Саске показал, как, и Наруто снова развернул плотное горло водолазки, натянул на лицо.
- Ага, - сказал Саске. – Дыши.
И крепко обнял Наруто, заставил сделать шаг назад и опереться спиной о ствол ближайшего дерева. Запах мокрой коры распластался в холодном воздухе.
Саске так и остался выше ростом – ему пришлось наклонить голову и найти губами очертания губ Наруто, скрытые водолазкой. Уголком рта потерся о согретую дыханием ткань.
- Дыши…
Его голос упал до ледяной отметки, сковал мышцы, запретил любое движение. Наруто стоял, прижавшись к нему, ощущая себя вписанным в вырисованный синим зимним светом силуэт, а потом и вовсе – влившимся, словно дыханием стер границы, отделяющие одного человека от другого, и впитался в кровь, согрелся ею, потек по венам и артериям Саске.
Дышать становилось все труднее, будто и кислород был поделен на двоих, но оба слишком многого от него требовали. Стояли, вцепившись друг в друга, ласкаясь губами через туго натянутую теплую ткань. Делясь последним.
Наруто опомнился первым, вдруг осознав, почему Саске заставил его закрыть лицо.
- Блядь, брезгливая зараза! – сказал он, выворачиваясь.
- Я не обязан после Омои тебя вылизывать, - невозмутимо ответил Саске.
- Откуда, а… - только и сказал Наруто.
- Ты действительно хочешь это знать? – поинтересовался Саске, смотря куда-то мимо него.
- Подумаю над этим вопросом, - отозвался Наруто. – Что там?
Саске отстранил его рукой, наклонился и поднял с синеватого лесного ледка раскрывшуюся сосновую шишку.
- Их тут полно, - сказал Наруто, осматриваясь.
Саске тоже огляделся, потом вытянул руку:
- Видишь?
- Знак?
- Да. Попадешь отсюда?
Помятый металлический диск железнодорожного знака виднелся далеко внизу. Наруто даже не смог толком рассмотреть, что там нарисовано.

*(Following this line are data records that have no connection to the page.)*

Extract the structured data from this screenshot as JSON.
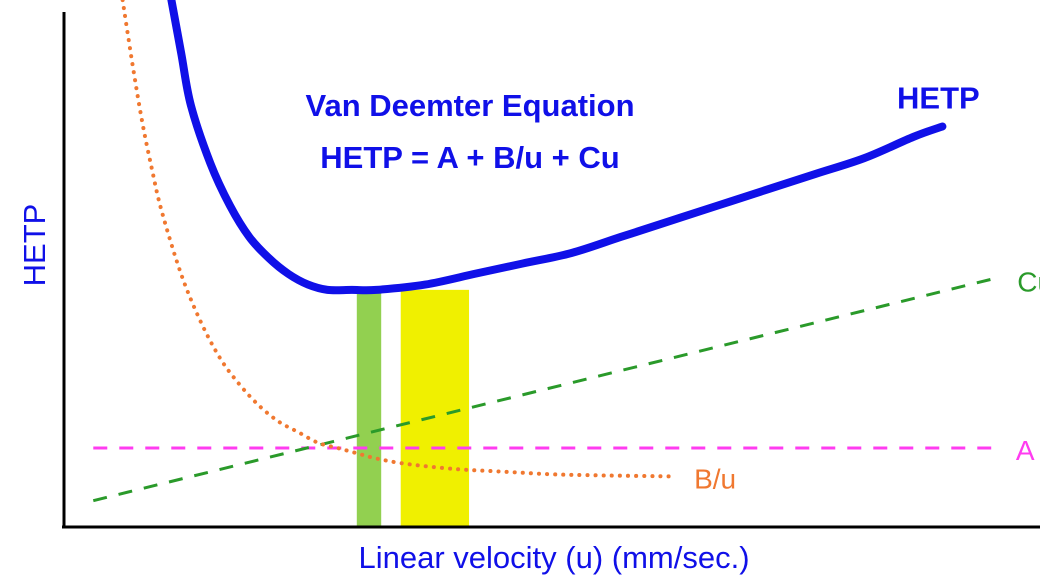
{
  "chart_data": {
    "type": "line",
    "title": "Van Deemter Equation",
    "subtitle": "HETP = A + B/u + Cu",
    "xlabel": "Linear velocity (u) (mm/sec.)",
    "ylabel": "HETP",
    "xlim": [
      0,
      100
    ],
    "ylim": [
      0,
      100
    ],
    "grid": false,
    "series": [
      {
        "name": "HETP",
        "style": "solid",
        "color": "#1010e8",
        "x": [
          11,
          12,
          13,
          15,
          17,
          19,
          21,
          23,
          25,
          27,
          29.5,
          32,
          37,
          42,
          47,
          52,
          57,
          62,
          67,
          72,
          77,
          82,
          87,
          90
        ],
        "y": [
          100,
          90,
          80,
          69,
          61,
          55,
          51,
          48,
          46,
          45,
          45,
          45,
          46,
          48,
          50,
          52,
          55,
          58,
          61,
          64,
          67,
          70,
          74,
          76
        ]
      },
      {
        "name": "Cu",
        "style": "dashed",
        "color": "#2a9a2a",
        "x": [
          3,
          95
        ],
        "y": [
          5,
          47
        ]
      },
      {
        "name": "A",
        "style": "dashed",
        "color": "#ff3cf0",
        "x": [
          3,
          95
        ],
        "y": [
          15,
          15
        ]
      },
      {
        "name": "B/u",
        "style": "dotted",
        "color": "#f07830",
        "x": [
          6,
          7,
          8,
          9,
          10,
          12,
          14,
          16,
          18,
          20,
          22,
          24,
          26,
          28,
          30,
          32,
          35,
          40,
          45,
          50,
          55,
          62
        ],
        "y": [
          100,
          88,
          77,
          68,
          60,
          48,
          39,
          32,
          27,
          23,
          20,
          18,
          16,
          15,
          14,
          13,
          12,
          11,
          10.5,
          10,
          9.8,
          9.6
        ]
      }
    ],
    "bands": [
      {
        "name": "green-band",
        "color": "#92d050",
        "x": [
          30,
          32.5
        ],
        "y": [
          0,
          45
        ]
      },
      {
        "name": "yellow-band",
        "color": "#f0f000",
        "x": [
          34.5,
          41.5
        ],
        "y": [
          0,
          45
        ]
      }
    ]
  }
}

Осторожно, склон?..
- Дай шишку.
- Свою найди, - коротко ответил Саске, размахнулся быстрым сильным движением.
Внизу отозвалось дребезжащим звуком.
- Шишку пожалел… - сказал Наруто, примериваясь к броску. – А в электричку не попадем?
- Последняя ушла. Неудачник…
- Почти попал.
- Раз, - сказал Саске, отправляя следующую шишку вслед за первой. – Два. Три.

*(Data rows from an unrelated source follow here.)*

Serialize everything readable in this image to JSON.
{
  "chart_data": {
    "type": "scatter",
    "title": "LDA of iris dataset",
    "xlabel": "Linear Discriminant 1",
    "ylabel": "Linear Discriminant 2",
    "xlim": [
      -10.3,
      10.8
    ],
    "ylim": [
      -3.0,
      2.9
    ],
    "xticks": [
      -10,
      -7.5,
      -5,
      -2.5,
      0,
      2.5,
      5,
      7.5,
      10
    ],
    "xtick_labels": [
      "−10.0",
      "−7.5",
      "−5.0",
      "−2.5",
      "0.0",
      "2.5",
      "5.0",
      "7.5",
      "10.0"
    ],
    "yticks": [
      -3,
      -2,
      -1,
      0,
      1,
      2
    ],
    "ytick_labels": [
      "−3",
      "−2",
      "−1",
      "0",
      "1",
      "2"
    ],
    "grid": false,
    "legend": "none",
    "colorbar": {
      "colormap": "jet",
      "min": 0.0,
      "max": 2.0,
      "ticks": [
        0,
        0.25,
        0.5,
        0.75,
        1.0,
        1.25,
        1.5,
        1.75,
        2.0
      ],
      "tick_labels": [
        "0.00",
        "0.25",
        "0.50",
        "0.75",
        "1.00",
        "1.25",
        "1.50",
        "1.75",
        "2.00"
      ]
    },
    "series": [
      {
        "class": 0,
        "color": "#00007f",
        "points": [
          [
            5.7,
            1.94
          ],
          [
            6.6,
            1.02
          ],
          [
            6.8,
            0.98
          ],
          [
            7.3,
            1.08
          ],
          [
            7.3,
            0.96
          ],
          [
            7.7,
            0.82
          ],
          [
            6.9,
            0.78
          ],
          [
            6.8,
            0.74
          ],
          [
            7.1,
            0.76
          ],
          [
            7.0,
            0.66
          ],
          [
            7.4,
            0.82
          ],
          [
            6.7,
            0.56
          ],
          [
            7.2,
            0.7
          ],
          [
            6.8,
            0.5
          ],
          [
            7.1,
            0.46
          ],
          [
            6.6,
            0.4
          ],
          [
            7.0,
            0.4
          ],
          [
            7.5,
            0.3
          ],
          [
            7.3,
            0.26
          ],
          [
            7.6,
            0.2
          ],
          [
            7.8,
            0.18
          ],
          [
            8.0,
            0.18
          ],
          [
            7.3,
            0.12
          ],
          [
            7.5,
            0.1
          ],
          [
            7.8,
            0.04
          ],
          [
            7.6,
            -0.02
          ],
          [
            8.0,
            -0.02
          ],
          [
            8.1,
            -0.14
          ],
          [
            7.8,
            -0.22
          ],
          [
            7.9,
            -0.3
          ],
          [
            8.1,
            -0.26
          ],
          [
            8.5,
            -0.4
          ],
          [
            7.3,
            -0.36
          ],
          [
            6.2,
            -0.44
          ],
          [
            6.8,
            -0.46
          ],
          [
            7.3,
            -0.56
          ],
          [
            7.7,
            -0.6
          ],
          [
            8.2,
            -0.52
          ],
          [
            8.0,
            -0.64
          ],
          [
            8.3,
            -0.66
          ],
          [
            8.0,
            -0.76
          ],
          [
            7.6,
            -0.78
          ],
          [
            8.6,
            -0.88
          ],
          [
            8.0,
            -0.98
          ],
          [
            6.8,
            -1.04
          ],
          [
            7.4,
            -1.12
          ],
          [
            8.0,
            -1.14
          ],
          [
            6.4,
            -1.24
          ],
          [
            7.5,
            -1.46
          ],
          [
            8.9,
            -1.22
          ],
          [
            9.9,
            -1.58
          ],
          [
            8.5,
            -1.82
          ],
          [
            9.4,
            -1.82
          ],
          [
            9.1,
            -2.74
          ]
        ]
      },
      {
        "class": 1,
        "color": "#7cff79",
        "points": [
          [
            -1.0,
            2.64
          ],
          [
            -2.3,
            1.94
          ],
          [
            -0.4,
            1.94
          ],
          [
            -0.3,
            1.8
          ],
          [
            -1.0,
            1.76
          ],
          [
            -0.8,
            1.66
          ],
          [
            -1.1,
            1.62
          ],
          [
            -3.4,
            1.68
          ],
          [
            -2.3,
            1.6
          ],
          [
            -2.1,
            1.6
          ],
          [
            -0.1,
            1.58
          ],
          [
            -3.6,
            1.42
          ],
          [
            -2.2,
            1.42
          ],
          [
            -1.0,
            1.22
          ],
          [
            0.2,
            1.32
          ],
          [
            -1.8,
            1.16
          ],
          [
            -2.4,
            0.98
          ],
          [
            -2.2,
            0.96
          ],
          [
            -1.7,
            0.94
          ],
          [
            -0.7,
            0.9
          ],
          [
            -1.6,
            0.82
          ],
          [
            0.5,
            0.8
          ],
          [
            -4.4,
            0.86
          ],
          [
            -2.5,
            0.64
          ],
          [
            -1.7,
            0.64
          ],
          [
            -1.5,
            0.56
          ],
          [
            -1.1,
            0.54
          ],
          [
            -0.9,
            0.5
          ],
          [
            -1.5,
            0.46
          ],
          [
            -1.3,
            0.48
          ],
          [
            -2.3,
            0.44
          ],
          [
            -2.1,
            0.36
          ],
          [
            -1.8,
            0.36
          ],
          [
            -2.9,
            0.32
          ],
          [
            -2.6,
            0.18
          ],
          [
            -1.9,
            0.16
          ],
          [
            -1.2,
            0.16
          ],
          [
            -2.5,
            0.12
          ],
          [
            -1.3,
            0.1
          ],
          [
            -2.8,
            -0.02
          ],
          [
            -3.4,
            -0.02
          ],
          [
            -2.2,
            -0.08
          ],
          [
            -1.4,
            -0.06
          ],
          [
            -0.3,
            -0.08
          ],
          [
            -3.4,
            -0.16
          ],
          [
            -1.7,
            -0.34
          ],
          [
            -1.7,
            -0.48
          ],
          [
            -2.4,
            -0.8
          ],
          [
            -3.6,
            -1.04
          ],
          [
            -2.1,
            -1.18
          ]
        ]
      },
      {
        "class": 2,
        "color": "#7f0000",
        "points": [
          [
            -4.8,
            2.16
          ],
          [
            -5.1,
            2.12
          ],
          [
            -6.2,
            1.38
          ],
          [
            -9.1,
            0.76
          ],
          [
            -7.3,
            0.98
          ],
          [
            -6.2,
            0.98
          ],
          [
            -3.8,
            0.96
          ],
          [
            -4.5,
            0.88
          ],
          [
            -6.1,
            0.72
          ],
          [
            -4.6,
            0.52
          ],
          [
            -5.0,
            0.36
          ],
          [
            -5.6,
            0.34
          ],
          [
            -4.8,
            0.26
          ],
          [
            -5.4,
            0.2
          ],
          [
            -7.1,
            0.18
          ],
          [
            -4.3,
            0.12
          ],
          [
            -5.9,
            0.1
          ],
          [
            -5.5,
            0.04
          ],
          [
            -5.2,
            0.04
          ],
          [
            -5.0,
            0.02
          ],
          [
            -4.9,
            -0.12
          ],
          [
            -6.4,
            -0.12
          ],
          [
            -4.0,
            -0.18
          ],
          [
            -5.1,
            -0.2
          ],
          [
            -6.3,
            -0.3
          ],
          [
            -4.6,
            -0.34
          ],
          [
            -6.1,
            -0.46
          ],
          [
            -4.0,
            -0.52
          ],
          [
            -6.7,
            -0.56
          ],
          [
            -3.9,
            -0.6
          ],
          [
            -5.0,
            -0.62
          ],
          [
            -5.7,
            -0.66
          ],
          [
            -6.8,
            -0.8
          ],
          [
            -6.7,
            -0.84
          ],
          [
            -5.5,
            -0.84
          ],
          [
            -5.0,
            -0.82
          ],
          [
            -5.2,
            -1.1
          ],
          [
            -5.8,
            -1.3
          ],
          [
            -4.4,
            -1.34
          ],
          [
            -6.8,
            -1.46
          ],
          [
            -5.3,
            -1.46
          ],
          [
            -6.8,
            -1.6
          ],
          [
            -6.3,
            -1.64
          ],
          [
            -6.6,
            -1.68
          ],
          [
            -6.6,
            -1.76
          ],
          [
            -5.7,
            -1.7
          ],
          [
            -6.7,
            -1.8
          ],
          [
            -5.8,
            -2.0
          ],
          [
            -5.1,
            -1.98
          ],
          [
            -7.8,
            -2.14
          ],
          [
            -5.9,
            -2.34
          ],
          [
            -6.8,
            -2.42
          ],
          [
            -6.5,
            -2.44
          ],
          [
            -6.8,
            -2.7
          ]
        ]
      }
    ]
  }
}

Три раза ровно звякнул внизу диск плохо укрепленного знака.
Наруто откинул капюшон, застегнул куртку плотнее, чтобы не мешала при замахе.

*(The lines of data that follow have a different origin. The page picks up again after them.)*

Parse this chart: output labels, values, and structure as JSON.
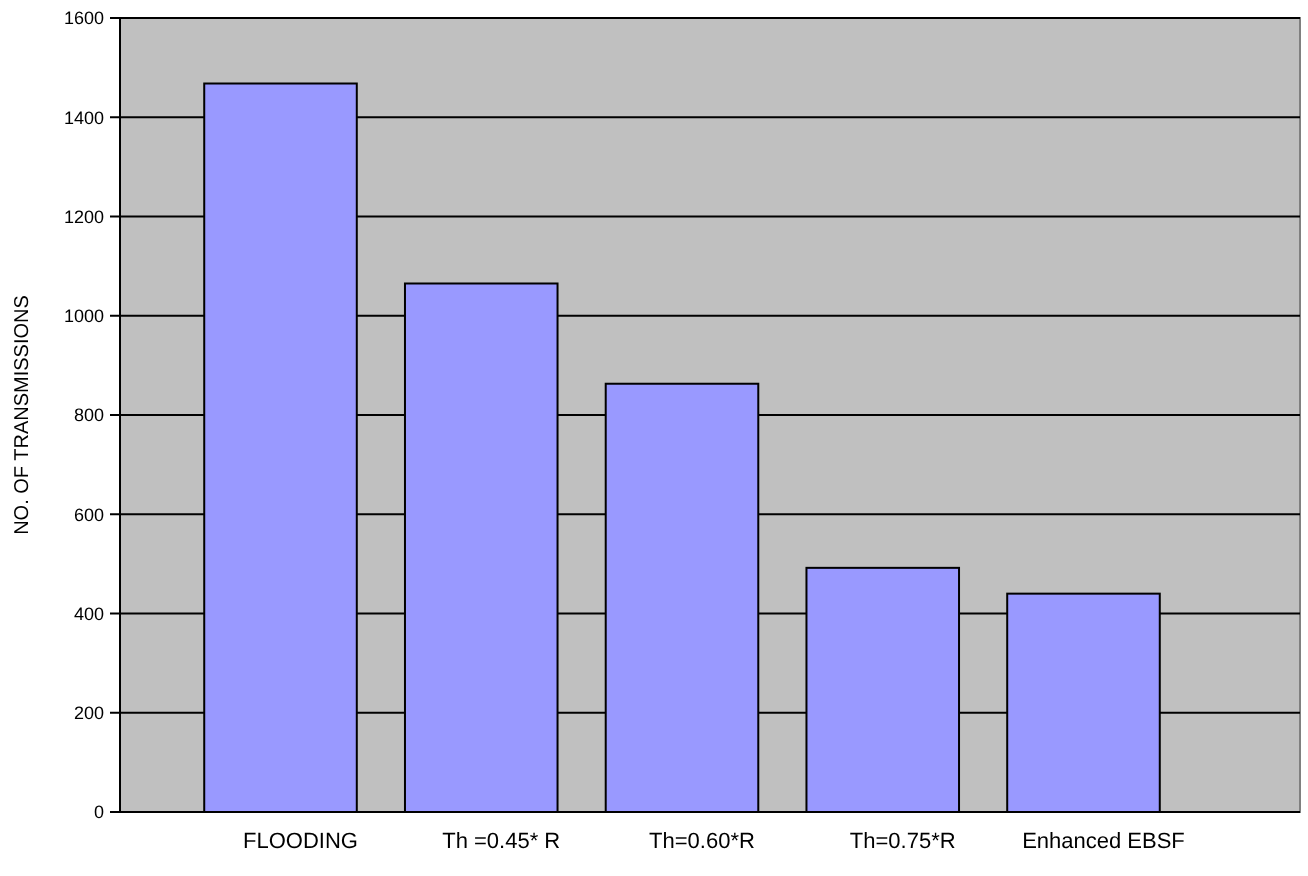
{
  "chart_data": {
    "type": "bar",
    "ylabel": "NO. OF TRANSMISSIONS",
    "categories": [
      "FLOODING",
      "Th =0.45* R",
      "Th=0.60*R",
      "Th=0.75*R",
      "Enhanced EBSF"
    ],
    "values": [
      1468,
      1065,
      863,
      492,
      440
    ],
    "color": "#9999ff",
    "ylim": [
      0,
      1600
    ],
    "yticks": [
      0,
      200,
      400,
      600,
      800,
      1000,
      1200,
      1400,
      1600
    ],
    "grid": "y"
  }
}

- Хватит шишки переводить, - буркнул он. – Мне не достанется… Где они тут валяются…

Опомнились только через час, переправив все ближайшие шишки с пригорка вниз, взмокшие, с онемевшими запястьями и пересохшими губами. Опомнились – ночь окончательно залила лес черным, оставив филигрань серебра на подлунных верхушках деревьев и только.
- Двадцать два – восемь, - объявил Наруто счет и потянулся, распрямляя уставшую спину.
- Ты с какого места считать начал? – спросил Саске.
- Со своего первого попадания. Саске, пойдем домой?
Саске не ответил. Аккуратно отряхнул руки от приставшей хвои, сразу же снова повзрослевший, сосредоточенный.
Наруто вдруг вспомнил – ему же… уже двадцать пять?
Назад возвращались молча, не заботясь о тропинках и дорогах – напрямик. Опустевшее шоссе за посадками влажно блестело, словно шкура старого кита, растянутая на многокилометровое полотно. Фонари желтели. Снег прекратился, и лежал на бордюрах обессиленными тающими клочьями. Под ногами ерзало, скользило. Ступени в плохо освещенном переходе покрылись вязким серым крошевом, молчали наглухо закрытые ларьки, свет гнездился за проволочными сетками ламп.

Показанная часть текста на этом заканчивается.